Dans l’historique des relations de la Nation au territoire, on peut constater d’autres exemples de formes d’occupations territoriales plus « institutionnalisées », c’est-à-dire prises en charge expressément par le Conseil de la Nation ou par un organe administratif qui en découle. À titre d’exemple, prenons la gestion du secteur Tourilli dans la Réserve faunique des Laurentides qui a été déléguée au Conseil de la Nation. La prise en charge de ce territoire constituait aussi une action posée dans une optique d’occupation territoriale. Comme l’explique un de mes interlocuteurs à ce sujet : « Ce qu’on cherchait à l’époque, puis je ne veux pas mettre des mots dans la bouche de personne, mais ce qu’on cherchait à l’époque c’était un endroit pour que les Hurons aient une petite place au soleil pour aller à la chasse et à la pêche, pour avoir la paix » (Entrevue 12C 2015).

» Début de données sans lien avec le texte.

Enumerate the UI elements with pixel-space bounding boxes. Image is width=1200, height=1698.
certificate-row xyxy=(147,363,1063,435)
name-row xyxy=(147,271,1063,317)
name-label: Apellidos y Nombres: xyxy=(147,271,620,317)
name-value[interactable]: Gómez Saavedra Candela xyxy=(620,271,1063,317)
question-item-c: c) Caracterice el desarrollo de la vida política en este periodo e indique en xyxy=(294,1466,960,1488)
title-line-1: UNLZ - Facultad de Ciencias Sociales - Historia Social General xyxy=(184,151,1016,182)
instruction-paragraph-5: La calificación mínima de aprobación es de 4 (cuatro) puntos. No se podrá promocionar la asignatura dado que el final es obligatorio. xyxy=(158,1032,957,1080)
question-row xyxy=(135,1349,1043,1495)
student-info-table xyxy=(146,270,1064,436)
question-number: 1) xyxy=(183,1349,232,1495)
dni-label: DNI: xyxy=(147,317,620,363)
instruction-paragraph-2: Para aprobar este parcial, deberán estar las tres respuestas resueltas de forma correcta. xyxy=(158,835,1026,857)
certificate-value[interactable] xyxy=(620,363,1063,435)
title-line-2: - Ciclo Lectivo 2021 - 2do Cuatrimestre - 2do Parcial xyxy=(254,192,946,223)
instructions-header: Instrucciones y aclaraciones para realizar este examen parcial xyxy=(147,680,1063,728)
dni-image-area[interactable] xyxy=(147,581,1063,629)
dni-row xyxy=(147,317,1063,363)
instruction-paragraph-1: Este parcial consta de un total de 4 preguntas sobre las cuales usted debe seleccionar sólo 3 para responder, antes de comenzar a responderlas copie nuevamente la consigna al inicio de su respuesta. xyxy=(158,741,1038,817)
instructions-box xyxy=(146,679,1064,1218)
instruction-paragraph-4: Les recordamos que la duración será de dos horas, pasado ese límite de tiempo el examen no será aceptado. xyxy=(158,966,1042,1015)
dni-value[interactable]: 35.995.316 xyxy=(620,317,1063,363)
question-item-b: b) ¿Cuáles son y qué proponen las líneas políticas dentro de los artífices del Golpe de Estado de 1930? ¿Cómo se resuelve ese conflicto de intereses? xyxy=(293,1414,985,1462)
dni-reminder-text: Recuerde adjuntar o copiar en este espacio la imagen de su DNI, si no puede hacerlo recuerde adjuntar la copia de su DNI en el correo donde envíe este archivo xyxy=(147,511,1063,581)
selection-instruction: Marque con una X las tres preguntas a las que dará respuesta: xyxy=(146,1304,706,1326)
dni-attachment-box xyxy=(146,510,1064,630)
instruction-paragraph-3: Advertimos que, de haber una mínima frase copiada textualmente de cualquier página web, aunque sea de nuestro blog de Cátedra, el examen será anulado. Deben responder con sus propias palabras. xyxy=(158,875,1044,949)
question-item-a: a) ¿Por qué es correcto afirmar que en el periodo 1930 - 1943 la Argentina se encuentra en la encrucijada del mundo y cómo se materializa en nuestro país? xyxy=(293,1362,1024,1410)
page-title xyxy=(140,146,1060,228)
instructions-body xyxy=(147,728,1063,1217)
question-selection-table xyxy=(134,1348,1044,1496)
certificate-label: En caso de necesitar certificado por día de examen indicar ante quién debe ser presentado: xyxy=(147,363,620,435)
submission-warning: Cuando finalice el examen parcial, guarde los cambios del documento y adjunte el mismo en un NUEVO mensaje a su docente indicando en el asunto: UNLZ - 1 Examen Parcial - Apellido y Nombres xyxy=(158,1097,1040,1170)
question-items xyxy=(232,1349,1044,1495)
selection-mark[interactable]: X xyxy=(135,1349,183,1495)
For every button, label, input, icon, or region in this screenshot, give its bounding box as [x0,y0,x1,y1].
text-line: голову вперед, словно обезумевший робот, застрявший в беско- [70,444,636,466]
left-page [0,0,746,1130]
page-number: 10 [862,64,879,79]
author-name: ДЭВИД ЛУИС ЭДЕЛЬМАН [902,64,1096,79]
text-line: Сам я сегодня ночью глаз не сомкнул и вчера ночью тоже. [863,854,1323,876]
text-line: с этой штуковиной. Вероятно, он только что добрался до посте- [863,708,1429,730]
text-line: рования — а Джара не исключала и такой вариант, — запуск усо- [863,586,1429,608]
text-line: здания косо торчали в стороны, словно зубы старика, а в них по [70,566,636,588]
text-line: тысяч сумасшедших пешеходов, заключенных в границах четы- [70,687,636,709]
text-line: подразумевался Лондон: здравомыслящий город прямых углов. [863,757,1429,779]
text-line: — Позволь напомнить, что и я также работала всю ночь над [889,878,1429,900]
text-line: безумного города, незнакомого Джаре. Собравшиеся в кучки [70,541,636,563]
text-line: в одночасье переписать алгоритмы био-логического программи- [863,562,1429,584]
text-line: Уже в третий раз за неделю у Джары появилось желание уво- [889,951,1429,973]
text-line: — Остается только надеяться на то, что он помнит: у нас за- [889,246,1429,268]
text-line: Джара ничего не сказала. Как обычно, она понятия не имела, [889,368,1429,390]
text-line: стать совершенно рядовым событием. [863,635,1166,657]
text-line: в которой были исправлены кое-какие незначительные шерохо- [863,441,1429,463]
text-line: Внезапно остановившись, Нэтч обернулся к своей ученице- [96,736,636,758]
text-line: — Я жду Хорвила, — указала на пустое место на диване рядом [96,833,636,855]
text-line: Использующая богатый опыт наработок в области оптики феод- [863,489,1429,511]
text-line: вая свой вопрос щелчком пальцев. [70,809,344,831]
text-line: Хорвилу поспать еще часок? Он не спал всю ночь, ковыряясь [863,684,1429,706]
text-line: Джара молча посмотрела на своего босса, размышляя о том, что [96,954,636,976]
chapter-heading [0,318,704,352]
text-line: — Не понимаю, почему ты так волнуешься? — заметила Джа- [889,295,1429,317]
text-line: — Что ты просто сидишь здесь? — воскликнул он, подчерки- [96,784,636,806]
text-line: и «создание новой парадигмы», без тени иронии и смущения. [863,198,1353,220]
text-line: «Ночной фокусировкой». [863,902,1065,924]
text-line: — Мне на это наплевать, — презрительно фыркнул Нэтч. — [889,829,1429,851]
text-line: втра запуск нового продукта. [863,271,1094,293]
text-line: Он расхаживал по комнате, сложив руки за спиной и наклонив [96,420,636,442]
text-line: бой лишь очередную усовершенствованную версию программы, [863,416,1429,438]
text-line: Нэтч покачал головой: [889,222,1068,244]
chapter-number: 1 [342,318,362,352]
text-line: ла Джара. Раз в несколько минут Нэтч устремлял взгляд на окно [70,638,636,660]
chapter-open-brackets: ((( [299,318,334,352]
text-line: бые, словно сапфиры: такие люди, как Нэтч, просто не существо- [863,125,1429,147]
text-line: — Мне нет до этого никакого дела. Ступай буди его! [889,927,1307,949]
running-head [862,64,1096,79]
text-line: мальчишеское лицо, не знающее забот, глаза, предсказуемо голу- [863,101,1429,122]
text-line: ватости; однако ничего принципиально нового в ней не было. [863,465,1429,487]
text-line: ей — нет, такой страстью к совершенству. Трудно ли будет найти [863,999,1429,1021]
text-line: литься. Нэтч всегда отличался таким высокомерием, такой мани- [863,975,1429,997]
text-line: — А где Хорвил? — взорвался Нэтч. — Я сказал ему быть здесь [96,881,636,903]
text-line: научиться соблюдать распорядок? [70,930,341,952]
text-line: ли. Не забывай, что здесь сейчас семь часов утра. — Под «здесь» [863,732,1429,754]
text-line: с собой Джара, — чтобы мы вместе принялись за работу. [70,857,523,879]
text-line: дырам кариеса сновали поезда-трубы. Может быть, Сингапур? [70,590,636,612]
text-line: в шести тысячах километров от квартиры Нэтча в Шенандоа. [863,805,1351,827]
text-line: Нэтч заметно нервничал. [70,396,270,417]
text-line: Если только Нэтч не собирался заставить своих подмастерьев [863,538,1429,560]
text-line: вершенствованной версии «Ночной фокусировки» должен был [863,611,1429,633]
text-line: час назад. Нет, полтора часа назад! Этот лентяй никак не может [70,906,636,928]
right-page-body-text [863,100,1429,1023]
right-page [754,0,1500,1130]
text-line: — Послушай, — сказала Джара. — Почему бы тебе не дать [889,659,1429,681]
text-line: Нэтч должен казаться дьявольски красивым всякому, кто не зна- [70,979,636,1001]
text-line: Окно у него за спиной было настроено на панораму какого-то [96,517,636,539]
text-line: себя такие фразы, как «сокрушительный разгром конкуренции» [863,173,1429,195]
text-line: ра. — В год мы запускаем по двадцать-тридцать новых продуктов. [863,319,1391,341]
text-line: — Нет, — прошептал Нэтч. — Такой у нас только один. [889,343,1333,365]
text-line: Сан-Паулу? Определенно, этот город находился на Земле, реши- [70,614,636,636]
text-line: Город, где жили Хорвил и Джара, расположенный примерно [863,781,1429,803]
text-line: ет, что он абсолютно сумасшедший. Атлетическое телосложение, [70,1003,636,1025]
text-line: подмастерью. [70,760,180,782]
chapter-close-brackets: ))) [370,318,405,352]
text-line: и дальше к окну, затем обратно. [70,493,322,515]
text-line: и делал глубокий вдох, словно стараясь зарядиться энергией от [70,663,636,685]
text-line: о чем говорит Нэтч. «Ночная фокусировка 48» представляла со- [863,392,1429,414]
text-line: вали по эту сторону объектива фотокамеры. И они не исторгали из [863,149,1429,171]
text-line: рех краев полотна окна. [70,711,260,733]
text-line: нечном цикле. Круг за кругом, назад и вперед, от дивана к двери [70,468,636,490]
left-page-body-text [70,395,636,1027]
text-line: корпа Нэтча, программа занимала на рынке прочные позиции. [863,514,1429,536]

Cette recherche d’un endroit dans lequel ils pourront avoir « une petite place au soleil » fait partie d’une aspiration qu’ont la plupart des nations autochtones, soit de pouvoir vivre sur un territoire

en fonction de leurs propres intérêts et désirs. C’est vers cet idéal que s’orientent les actions du Bureau du Nionwentsïo dans les différents projets qu’ils mettent sur pied.

Dans le cas qui nous occupe ici, soit celui de l’aire protégée, le même constat s’impose. Par le biais de ce projet particulier, on peut trouver le désir de créer une aire protégée huronne-wendat, ou, « à saveur autochtone » (Picard 2015 : 3). En affirmant vouloir bâtir ce nouveau type d’aire protégée, les Hurons-Wendat saisissent leur propre futur et sortent du futur institutionnel imposé par l’État en signifiant clairement leur intérêt de ne pas se contenter des zones tampons proposées par les plans d’harmonisation forestière. Aussi, en spécifiant le désir d’avoir une aire protégée huronne-wendat, ils proposent leurs propres conditions quant aux paramètres de l’aire protégée et ne se limitent pas qu’aux critères donnés par le gouvernement québécois, même si d’importants efforts sont faits pour s’agencer le mieux possible avec ces critères.

Créer une aire protégée constitue d’ailleurs une garantie à long terme de la protection du territoire. L’image historiquement construite de l’aire protégée ou du parc comme un modèle de conservation intégrale de la nature « sauvage » (Oelschlaeger 1991) donne une orientation au projet, lui donnant ainsi un but concret à atteindre qui permettra de venir faire s’agencer la création d’une aire protégée avec l’espoir d’une occupation par les générations futures du territoire traditionnel huron-wendat:

L’aire protégée, c’est la garantie, c’est une image. Tu sais un parc, on le sait, un parc c’est un endroit qui est noble, c’est un endroit…tu ne touches pas à ça. Il y a un autre contexte, il me semble que l’air n’est pas pareil dans un parc qu’ailleurs. Tu sais que, christie tu es dans un parc, ça sent le pur, c’est là pour toujours, ça ne changera pas, c’est quelque chose, tu as un sentiment, t’es bien, tu dis : C’est comme ça, puis c’est juste comme ça, ça ne changera pas. Tu as cette garantie-là que ça va être protégé […] C’est pour ça que de s’harmoniser c’est une chose, mais il me semble que tu n’as pas le sentiment de sécurité à long terme. Tu n’as pas le sentiment de dossier réglé, d’un dossier final et réglé. On s’est harmonisé une fois, on risque de s’harmoniser une deuxième fois, une troisième fois (Entrevue 08B 2015).

C’est donc dans cette optique que s’est construit le projet de l’aire protégée, celle de la réalisation des aspirations territoriales de la Nation huronne-wendat, que le Bureau du Nionwentsïo est responsable d’appuyer techniquement.